Ramaphosa’s close ally Pravin Gordhan was kept on as public enterprises minister, a key role as debt-laden state companies were at the centre of alleged graft schemes under Zuma.
“The cabinet announcement largely rewards the President’s supporters and seems a conservative selection without the injection of real fresh blood from the outside,” said analyst Daniel Silke on Twitter.
Ramaphosa, 66, an anti-apartheid activist who became a wealthy businessman, faces a tough battle to drive through reforms in a country suffering from chronic unemployment, racial tension and crime.
The ANC won the May 8 election with 57.5 percent of the vote, its smallest majority since it led the fight against the apartheid regime that was replaced by multi-racial democracy in 1994.

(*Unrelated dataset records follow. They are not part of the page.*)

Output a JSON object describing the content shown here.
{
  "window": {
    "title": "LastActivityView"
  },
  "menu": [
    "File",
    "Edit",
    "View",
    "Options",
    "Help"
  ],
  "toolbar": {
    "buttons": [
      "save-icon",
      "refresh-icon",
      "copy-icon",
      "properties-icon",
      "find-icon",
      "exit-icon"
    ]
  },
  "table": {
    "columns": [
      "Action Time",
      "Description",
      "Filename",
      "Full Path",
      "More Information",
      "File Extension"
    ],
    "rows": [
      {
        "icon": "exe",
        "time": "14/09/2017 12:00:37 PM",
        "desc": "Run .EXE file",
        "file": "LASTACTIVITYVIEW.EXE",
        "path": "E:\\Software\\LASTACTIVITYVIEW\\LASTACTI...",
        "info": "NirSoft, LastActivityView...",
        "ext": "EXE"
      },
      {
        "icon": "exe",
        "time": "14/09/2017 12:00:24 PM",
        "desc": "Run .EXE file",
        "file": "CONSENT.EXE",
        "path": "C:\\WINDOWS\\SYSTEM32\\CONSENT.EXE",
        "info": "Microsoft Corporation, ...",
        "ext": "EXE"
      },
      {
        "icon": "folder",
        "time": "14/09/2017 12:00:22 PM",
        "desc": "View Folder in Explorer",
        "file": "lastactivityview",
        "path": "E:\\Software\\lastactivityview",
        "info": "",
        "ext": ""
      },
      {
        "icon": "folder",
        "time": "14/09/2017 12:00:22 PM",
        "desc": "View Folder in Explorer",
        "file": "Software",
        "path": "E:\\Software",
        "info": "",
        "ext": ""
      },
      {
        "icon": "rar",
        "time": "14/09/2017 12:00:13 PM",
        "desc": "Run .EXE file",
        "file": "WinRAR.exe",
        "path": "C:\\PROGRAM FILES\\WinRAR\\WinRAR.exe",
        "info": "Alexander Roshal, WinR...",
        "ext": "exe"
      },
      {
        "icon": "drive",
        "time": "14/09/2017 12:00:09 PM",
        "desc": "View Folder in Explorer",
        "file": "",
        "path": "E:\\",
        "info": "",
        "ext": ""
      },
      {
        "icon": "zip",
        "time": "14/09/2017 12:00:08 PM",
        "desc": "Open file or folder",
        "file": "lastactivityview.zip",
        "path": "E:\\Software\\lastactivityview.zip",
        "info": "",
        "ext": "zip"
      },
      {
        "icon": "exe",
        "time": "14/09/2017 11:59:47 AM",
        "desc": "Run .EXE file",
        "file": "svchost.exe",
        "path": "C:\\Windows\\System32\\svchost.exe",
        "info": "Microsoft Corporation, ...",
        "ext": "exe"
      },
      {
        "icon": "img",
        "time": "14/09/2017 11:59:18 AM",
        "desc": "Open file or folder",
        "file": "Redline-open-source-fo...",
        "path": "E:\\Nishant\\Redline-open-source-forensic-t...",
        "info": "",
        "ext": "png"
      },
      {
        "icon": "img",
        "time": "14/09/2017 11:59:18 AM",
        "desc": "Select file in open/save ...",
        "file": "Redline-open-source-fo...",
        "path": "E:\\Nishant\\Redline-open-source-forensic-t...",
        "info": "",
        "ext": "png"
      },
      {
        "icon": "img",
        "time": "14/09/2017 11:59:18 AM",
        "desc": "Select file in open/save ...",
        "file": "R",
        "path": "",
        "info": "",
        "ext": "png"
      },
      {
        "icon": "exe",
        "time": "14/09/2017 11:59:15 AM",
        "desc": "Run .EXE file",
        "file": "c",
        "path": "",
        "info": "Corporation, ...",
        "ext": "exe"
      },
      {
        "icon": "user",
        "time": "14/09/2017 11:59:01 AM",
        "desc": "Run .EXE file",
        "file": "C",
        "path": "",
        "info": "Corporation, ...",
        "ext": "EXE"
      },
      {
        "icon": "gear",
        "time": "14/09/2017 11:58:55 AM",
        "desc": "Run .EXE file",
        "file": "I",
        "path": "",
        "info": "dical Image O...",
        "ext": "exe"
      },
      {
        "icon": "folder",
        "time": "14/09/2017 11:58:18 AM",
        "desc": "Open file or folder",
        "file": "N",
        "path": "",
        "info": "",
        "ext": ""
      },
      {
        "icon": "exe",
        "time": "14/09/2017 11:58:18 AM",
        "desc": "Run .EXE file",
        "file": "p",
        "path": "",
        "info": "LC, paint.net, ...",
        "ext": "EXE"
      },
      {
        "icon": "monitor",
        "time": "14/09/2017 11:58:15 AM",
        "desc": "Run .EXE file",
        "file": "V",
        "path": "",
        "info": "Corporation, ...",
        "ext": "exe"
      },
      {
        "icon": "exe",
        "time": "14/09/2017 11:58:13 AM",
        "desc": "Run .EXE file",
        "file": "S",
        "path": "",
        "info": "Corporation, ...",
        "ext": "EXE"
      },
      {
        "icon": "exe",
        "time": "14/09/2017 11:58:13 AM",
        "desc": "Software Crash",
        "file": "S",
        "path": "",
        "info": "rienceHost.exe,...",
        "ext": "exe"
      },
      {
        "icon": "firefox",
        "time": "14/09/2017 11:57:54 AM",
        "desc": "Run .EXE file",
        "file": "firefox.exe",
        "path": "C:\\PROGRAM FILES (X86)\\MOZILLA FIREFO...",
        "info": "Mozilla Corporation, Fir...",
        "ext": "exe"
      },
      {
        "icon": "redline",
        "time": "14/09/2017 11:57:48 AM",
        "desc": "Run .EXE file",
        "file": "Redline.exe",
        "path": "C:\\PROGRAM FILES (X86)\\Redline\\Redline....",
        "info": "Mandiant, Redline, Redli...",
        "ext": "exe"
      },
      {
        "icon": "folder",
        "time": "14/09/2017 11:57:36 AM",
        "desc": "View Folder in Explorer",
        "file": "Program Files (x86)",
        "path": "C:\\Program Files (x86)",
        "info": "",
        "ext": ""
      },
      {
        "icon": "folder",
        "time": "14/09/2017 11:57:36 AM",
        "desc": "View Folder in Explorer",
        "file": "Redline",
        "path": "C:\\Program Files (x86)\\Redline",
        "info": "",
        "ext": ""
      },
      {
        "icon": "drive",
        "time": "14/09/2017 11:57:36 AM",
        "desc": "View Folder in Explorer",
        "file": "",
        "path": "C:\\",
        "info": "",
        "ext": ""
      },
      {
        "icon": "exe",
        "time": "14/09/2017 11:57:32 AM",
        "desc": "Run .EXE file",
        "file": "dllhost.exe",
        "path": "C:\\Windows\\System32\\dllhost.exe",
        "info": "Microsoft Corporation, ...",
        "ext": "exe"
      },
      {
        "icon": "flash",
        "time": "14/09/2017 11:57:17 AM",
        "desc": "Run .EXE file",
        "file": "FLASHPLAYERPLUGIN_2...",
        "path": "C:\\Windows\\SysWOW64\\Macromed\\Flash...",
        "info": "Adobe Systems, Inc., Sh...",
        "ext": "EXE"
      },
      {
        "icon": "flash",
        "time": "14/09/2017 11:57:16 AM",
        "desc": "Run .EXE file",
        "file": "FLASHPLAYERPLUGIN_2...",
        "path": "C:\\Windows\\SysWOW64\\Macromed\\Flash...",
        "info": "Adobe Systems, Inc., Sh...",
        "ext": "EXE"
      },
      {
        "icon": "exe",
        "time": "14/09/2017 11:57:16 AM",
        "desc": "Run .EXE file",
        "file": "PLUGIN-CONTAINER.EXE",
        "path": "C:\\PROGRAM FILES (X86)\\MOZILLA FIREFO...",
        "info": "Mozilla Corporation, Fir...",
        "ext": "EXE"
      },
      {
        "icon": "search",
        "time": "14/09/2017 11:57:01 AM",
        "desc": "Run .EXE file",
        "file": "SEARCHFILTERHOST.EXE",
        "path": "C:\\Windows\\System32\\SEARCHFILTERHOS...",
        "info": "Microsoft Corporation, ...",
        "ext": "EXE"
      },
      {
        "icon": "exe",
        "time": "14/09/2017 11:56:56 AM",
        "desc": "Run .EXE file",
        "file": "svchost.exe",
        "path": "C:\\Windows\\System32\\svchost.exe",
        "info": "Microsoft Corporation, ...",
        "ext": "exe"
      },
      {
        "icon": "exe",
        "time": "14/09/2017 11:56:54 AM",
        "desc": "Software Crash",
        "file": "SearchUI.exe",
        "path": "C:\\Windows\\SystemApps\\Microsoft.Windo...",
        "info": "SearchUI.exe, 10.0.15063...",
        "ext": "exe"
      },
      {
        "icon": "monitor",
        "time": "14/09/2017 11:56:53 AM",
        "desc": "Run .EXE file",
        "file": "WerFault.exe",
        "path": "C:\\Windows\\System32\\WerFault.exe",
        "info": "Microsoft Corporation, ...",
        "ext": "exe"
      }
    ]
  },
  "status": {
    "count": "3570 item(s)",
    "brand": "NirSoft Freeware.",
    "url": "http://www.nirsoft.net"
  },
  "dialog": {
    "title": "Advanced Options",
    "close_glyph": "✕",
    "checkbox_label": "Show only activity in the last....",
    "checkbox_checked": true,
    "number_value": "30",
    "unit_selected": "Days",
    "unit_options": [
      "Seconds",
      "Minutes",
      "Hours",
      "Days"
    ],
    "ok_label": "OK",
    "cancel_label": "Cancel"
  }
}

The party’s celebrated reputation was badly sullied under Zuma’s 2009-2018 rule as it was confronted by multiple corruption allegations and public anger over the failure to tackle post-apartheid inequality.
South Africa’s economy grew just 0.8 percent in 2018 and unemployment hovers at over 27 percent — soaring to over 50 percent among young people.
South Africa’s new Cabinet retains Deputy President David Mabuza, who also has faced graft allegations but has denied wrongdoing. Also remaining are Finance Minister Tito Mboweni and public enterprises minster and former finance minister Pravin Gordhan. Both have been well-regarded.
It was a rare instance of an opposition figure appointed as minister in South Africa.
A notable exclusion from the new Cabinet was former women’s minister Bathabile Dlamini, seen as a strong ally of former president Zuma.
On the sensitive issue of land reform to help address long-standing inequality, Ramaphosa grouped departments dealing with land and agriculture under one ministry to be led by respected former parliamentary chairwoman Thoko Didiza.